- Based on: The Jungle Book by Rudyard Kipling
- Written by: Chuck Jones
- Directed by: Chuck Jones
- Starring: Roddy McDowall June Foray
- Music by: Dean Elliott
- Country of origin: United States
- Original language: English

Production
- Running time: 25 minutes

Original release
- Release: February 11, 1976

= Mowgli's Brothers (TV special) =

Mowgli's Brothers is a 1976 television animated special directed by American animator Chuck Jones. It is based on the first chapter of Rudyard Kipling's The Jungle Book. The special was narrated by Roddy McDowall, who also performs the voices of all the male characters in the film. June Foray was the voice of Raksha, the Mother Wolf. It originally aired on CBS on February 11, 1976.

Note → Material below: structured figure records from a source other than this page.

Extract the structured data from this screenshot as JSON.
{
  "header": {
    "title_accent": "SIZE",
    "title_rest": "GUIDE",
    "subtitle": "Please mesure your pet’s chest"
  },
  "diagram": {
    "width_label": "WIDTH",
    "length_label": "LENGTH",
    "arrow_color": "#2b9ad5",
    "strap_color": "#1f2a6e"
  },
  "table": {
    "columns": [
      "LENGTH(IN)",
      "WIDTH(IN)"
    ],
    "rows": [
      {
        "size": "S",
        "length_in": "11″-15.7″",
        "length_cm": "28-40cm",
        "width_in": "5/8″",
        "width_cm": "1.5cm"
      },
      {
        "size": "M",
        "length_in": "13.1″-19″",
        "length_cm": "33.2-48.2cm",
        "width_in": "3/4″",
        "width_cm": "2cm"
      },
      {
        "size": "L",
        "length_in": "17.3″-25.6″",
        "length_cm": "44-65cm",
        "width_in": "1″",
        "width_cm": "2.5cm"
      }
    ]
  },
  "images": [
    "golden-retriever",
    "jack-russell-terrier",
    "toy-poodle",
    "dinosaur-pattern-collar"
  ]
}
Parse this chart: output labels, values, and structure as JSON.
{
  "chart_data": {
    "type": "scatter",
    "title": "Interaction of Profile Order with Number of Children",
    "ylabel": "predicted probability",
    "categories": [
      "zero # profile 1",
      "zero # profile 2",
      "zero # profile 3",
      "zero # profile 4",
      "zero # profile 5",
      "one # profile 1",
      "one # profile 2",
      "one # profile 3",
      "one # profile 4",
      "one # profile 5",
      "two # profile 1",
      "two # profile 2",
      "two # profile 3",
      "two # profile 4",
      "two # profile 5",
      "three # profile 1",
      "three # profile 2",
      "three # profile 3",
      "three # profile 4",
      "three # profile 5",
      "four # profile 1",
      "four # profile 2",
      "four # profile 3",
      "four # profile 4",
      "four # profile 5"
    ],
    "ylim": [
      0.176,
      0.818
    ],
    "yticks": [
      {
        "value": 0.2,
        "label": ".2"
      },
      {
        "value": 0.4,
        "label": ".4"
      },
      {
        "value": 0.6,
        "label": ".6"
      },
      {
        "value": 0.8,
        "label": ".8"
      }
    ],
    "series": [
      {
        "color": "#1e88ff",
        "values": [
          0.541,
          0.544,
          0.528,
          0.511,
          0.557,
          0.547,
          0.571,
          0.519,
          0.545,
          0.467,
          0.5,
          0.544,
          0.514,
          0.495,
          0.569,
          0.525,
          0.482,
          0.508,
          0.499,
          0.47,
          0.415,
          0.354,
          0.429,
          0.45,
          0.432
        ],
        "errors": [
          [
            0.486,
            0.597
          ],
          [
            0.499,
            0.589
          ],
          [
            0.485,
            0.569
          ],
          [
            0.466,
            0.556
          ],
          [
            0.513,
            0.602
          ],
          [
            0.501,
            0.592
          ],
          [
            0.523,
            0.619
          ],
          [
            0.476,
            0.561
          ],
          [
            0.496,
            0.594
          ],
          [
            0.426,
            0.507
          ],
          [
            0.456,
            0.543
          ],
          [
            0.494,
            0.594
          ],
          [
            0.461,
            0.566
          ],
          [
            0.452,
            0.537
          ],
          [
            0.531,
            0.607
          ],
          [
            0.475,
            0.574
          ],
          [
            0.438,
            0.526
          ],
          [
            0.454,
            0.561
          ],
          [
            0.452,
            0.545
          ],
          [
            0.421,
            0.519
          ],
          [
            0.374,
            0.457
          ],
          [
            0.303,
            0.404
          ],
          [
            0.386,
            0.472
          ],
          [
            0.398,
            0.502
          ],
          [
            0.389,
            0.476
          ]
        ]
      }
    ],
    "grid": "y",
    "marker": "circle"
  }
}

The special was released on VHS, Betamax, and Laserdisc by Family Home Entertainment in 1985, and was released on VHS again in 1999 and on DVD in 2002 and 2007 by Lionsgate. Jones also directed adaptations of two other The Jungle Book stories, "Rikki-Tikki-Tavi" and "The White Seal", in 1975.

==Plot==

Though largely a faithful adaptation of the story, there are some notable changes in Jones's version. Differences include expanded roles for Baloo and Tabaqui, and that Shere Khan is a white tiger without a lame leg.

== Reception ==
While researching for the special, Jones found out that Elsie Bambridge, Rudyard Kipling's daughter, was still alive. She expressed disdain for the 1967 Disney film, and praised Jones for pronouncing Mowgli's name properly.